Der Berg Arbeit trieb mich aus der Wohnung. Raus auf die Straßen der Stadt. Ich brauchte dringend einen Plan. Ich brauchte eine Lösung für das Problem. In der Saisonendphase blieb mir wenig Zeit für die klassischen Ermittlungen. Einige Ermittlungen mussten aber schnell vorangetrieben werden. So setzten die Laubenpieper ihre alleinige Hoffnung in meinen Ermittlergeist. 

In einer nicht so nüchternen Stunde hatte ich in höchsten Tönen von mir geschwärmt, sie diese Schwärmereien für bare Münze genommen. Zwar, hatte ich eingeschränkt, wäre die Geschichte mit dem Wasser und Wein eine, naturgemäß sehr gelungene, Schwindelei in meiner Vita. Man müsse mich aber nur anschauen, fuhr ich fort, dann hätte man auch den Grund der Schwindelei. Sonst aber sei ich der wahrscheinlich erfolgreichste Ermittler meiner Zunft, hatte ich ihnen erklärt, dabei jedoch meine Fußballleidenschaft und das nahende Saisonende verschwiegen.

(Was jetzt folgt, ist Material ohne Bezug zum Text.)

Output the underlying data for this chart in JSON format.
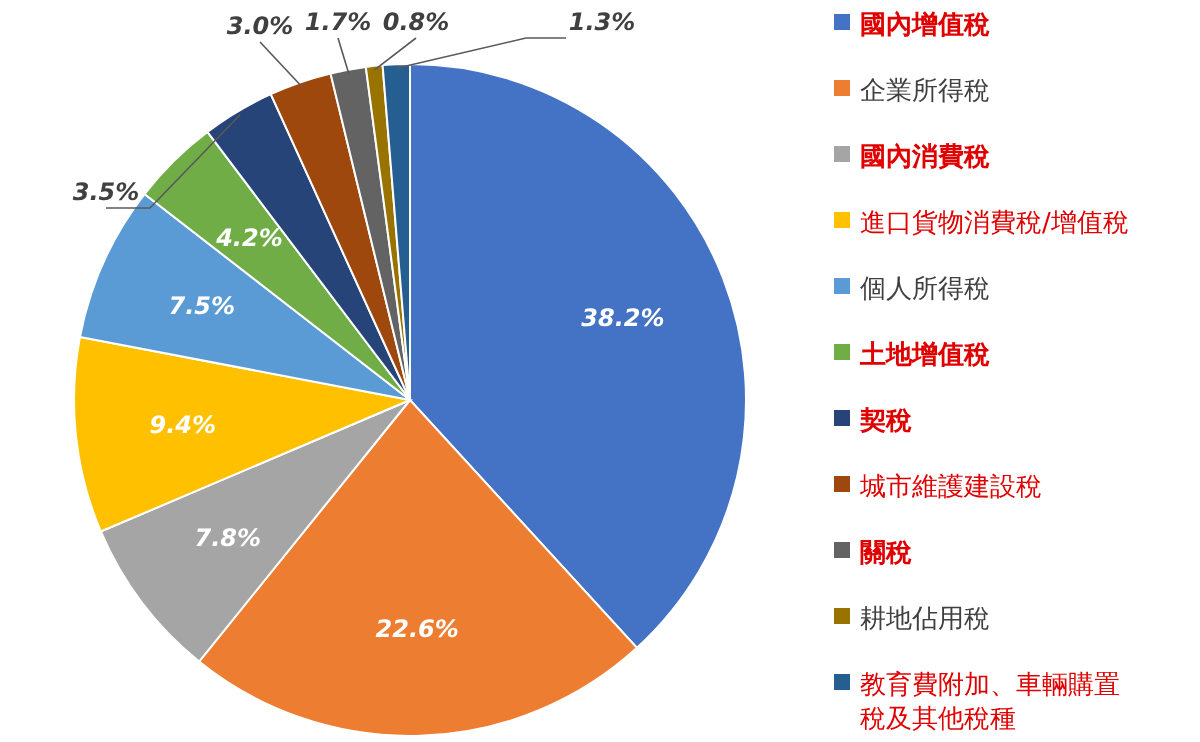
{
  "chart_data": {
    "type": "pie",
    "categories": [
      "國內增值稅",
      "企業所得稅",
      "國內消費稅",
      "進口貨物消費稅/增值稅",
      "個人所得稅",
      "土地增值稅",
      "契稅",
      "城市維護建設稅",
      "關稅",
      "耕地佔用稅",
      "教育費附加、車輛購置稅及其他稅種"
    ],
    "values": [
      38.2,
      22.6,
      7.8,
      9.4,
      7.5,
      4.2,
      3.5,
      3.0,
      1.7,
      0.8,
      1.3
    ],
    "colors": [
      "#4472c4",
      "#ed7d31",
      "#a5a5a5",
      "#ffc000",
      "#5b9bd5",
      "#70ad47",
      "#264478",
      "#9e480e",
      "#636363",
      "#997300",
      "#255e91"
    ],
    "value_labels": [
      "38.2%",
      "22.6%",
      "7.8%",
      "9.4%",
      "7.5%",
      "4.2%",
      "3.5%",
      "3.0%",
      "1.7%",
      "0.8%",
      "1.3%"
    ],
    "legend": "right"
  }
}
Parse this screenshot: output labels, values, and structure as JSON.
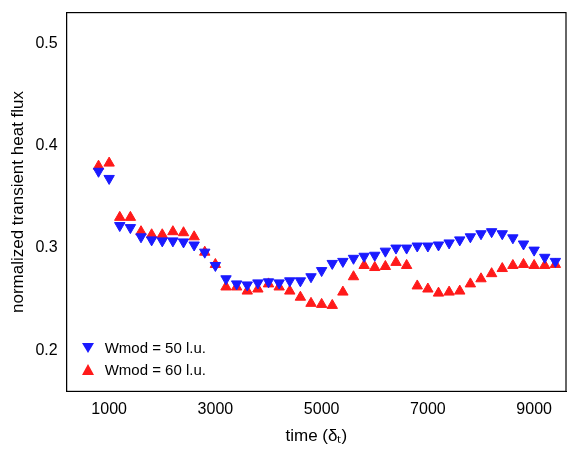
{
  "chart_data": {
    "type": "scatter",
    "x_label": "time (δₜ)",
    "y_label": "normalized transient heat flux",
    "x": [
      800,
      1000,
      1200,
      1400,
      1600,
      1800,
      2000,
      2200,
      2400,
      2600,
      2800,
      3000,
      3200,
      3400,
      3600,
      3800,
      4000,
      4200,
      4400,
      4600,
      4800,
      5000,
      5200,
      5400,
      5600,
      5800,
      6000,
      6200,
      6400,
      6600,
      6800,
      7000,
      7200,
      7400,
      7600,
      7800,
      8000,
      8200,
      8400,
      8600,
      8800,
      9000,
      9200,
      9400
    ],
    "series": [
      {
        "name": "Wmod = 50 l.u.",
        "color": "#1a1aff",
        "marker": "triangle-down",
        "values": [
          0.375,
          0.368,
          0.322,
          0.32,
          0.311,
          0.308,
          0.307,
          0.307,
          0.306,
          0.303,
          0.296,
          0.283,
          0.27,
          0.265,
          0.264,
          0.266,
          0.267,
          0.266,
          0.268,
          0.268,
          0.272,
          0.278,
          0.285,
          0.287,
          0.29,
          0.292,
          0.293,
          0.297,
          0.3,
          0.3,
          0.302,
          0.302,
          0.303,
          0.305,
          0.308,
          0.311,
          0.314,
          0.316,
          0.314,
          0.31,
          0.304,
          0.298,
          0.291,
          0.287
        ]
      },
      {
        "name": "Wmod = 60 l.u.",
        "color": "#ff1a1a",
        "marker": "triangle-up",
        "values": [
          0.38,
          0.383,
          0.33,
          0.33,
          0.316,
          0.313,
          0.313,
          0.316,
          0.315,
          0.311,
          0.296,
          0.284,
          0.262,
          0.262,
          0.258,
          0.26,
          0.265,
          0.262,
          0.258,
          0.252,
          0.246,
          0.245,
          0.244,
          0.257,
          0.272,
          0.283,
          0.281,
          0.282,
          0.286,
          0.283,
          0.263,
          0.26,
          0.256,
          0.257,
          0.258,
          0.265,
          0.27,
          0.275,
          0.28,
          0.283,
          0.284,
          0.283,
          0.283,
          0.284
        ]
      }
    ],
    "xlim": [
      200,
      9600
    ],
    "xticks": [
      1000,
      3000,
      5000,
      7000,
      9000
    ],
    "ylim": [
      0.16,
      0.53
    ],
    "yticks": [
      0.2,
      0.3,
      0.4,
      0.5
    ],
    "grid": false,
    "legend": "lower left"
  }
}
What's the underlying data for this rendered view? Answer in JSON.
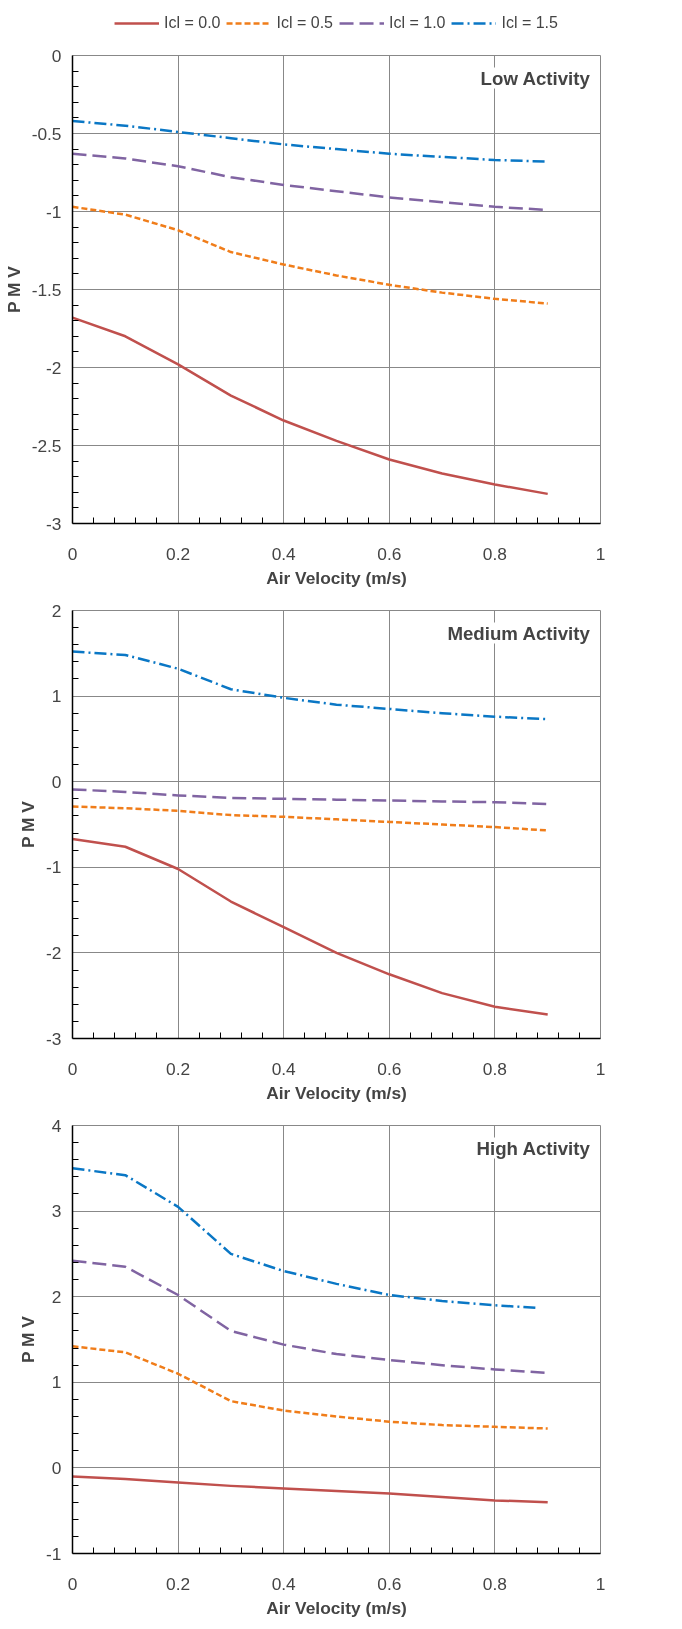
{
  "chart_data": [
    {
      "type": "line",
      "title": "Low Activity",
      "xlabel": "Air Velocity (m/s)",
      "ylabel": "P M V",
      "x": [
        0,
        0.1,
        0.2,
        0.3,
        0.4,
        0.5,
        0.6,
        0.7,
        0.8,
        0.9
      ],
      "xlim": [
        0,
        1
      ],
      "xticks": [
        0,
        0.2,
        0.4,
        0.6,
        0.8,
        1
      ],
      "ylim": [
        -3,
        0
      ],
      "yticks": [
        -3,
        -2.5,
        -2,
        -1.5,
        -1,
        -0.5,
        0
      ],
      "grid": true,
      "legend": "top",
      "series": [
        {
          "name": "Icl = 0.0",
          "color": "#c0504d",
          "line_style": "solid",
          "values": [
            -1.68,
            -1.8,
            -1.98,
            -2.18,
            -2.34,
            -2.47,
            -2.59,
            -2.68,
            -2.75,
            -2.81
          ]
        },
        {
          "name": "Icl = 0.5",
          "color": "#f07d1a",
          "line_style": "dashed",
          "values": [
            -0.97,
            -1.02,
            -1.12,
            -1.26,
            -1.34,
            -1.41,
            -1.47,
            -1.52,
            -1.56,
            -1.59
          ]
        },
        {
          "name": "Icl = 1.0",
          "color": "#8064a2",
          "line_style": "longdash",
          "values": [
            -0.63,
            -0.66,
            -0.71,
            -0.78,
            -0.83,
            -0.87,
            -0.91,
            -0.94,
            -0.97,
            -0.99
          ]
        },
        {
          "name": "Icl = 1.5",
          "color": "#0a77c5",
          "line_style": "dashdot",
          "values": [
            -0.42,
            -0.45,
            -0.49,
            -0.53,
            -0.57,
            -0.6,
            -0.63,
            -0.65,
            -0.67,
            -0.68
          ]
        }
      ]
    },
    {
      "type": "line",
      "title": "Medium Activity",
      "xlabel": "Air Velocity (m/s)",
      "ylabel": "P M V",
      "x": [
        0,
        0.1,
        0.2,
        0.3,
        0.4,
        0.5,
        0.6,
        0.7,
        0.8,
        0.9
      ],
      "xlim": [
        0,
        1
      ],
      "xticks": [
        0,
        0.2,
        0.4,
        0.6,
        0.8,
        1
      ],
      "ylim": [
        -3,
        2
      ],
      "yticks": [
        -3,
        -2,
        -1,
        0,
        1,
        2
      ],
      "grid": true,
      "series": [
        {
          "color": "#c0504d",
          "line_style": "solid",
          "values": [
            -0.67,
            -0.76,
            -1.02,
            -1.4,
            -1.7,
            -2.0,
            -2.25,
            -2.47,
            -2.63,
            -2.72
          ]
        },
        {
          "color": "#f07d1a",
          "line_style": "dashed",
          "values": [
            -0.29,
            -0.31,
            -0.34,
            -0.39,
            -0.41,
            -0.44,
            -0.47,
            -0.5,
            -0.53,
            -0.57
          ]
        },
        {
          "color": "#8064a2",
          "line_style": "longdash",
          "values": [
            -0.09,
            -0.12,
            -0.16,
            -0.19,
            -0.2,
            -0.21,
            -0.22,
            -0.23,
            -0.24,
            -0.26
          ]
        },
        {
          "color": "#0a77c5",
          "line_style": "dashdot",
          "values": [
            1.52,
            1.48,
            1.32,
            1.08,
            0.98,
            0.9,
            0.85,
            0.8,
            0.76,
            0.73
          ]
        }
      ]
    },
    {
      "type": "line",
      "title": "High Activity",
      "xlabel": "Air Velocity (m/s)",
      "ylabel": "P M V",
      "x": [
        0,
        0.1,
        0.2,
        0.3,
        0.4,
        0.5,
        0.6,
        0.7,
        0.8,
        0.9
      ],
      "xlim": [
        0,
        1
      ],
      "xticks": [
        0,
        0.2,
        0.4,
        0.6,
        0.8,
        1
      ],
      "ylim": [
        -1,
        4
      ],
      "yticks": [
        -1,
        0,
        1,
        2,
        3,
        4
      ],
      "grid": true,
      "series": [
        {
          "color": "#c0504d",
          "line_style": "solid",
          "values": [
            -0.1,
            -0.13,
            -0.17,
            -0.21,
            -0.24,
            -0.27,
            -0.3,
            -0.34,
            -0.38,
            -0.4
          ]
        },
        {
          "color": "#f07d1a",
          "line_style": "dashed",
          "values": [
            1.42,
            1.35,
            1.1,
            0.78,
            0.67,
            0.6,
            0.54,
            0.5,
            0.48,
            0.46
          ]
        },
        {
          "color": "#8064a2",
          "line_style": "longdash",
          "values": [
            2.42,
            2.35,
            2.02,
            1.6,
            1.44,
            1.33,
            1.26,
            1.2,
            1.15,
            1.11
          ]
        },
        {
          "color": "#0a77c5",
          "line_style": "dashdot",
          "x": [
            0,
            0.1,
            0.2,
            0.3,
            0.4,
            0.5,
            0.6,
            0.7,
            0.8,
            0.88
          ],
          "values": [
            3.5,
            3.42,
            3.05,
            2.5,
            2.3,
            2.15,
            2.02,
            1.95,
            1.9,
            1.87
          ]
        }
      ]
    }
  ]
}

Sie hatten mich fortan mit Briefen, Schriftwechseln, Eingaben, DVDs und Telefonnummern versorgt. Die, hatten sie mir gesagt, solle ich mir mal anschauen. Doch so, das war mir bereits bei der ersten Sichtung klar geworden, konnte ich nicht arbeiten. Die Brachflächen waren meine Heimat. Aber meine Heimat würde ich nicht am Schreibtisch verteidigen können. Ich war kein Meister der Worte, sondern vielmehr ein Meister der Verwirrung.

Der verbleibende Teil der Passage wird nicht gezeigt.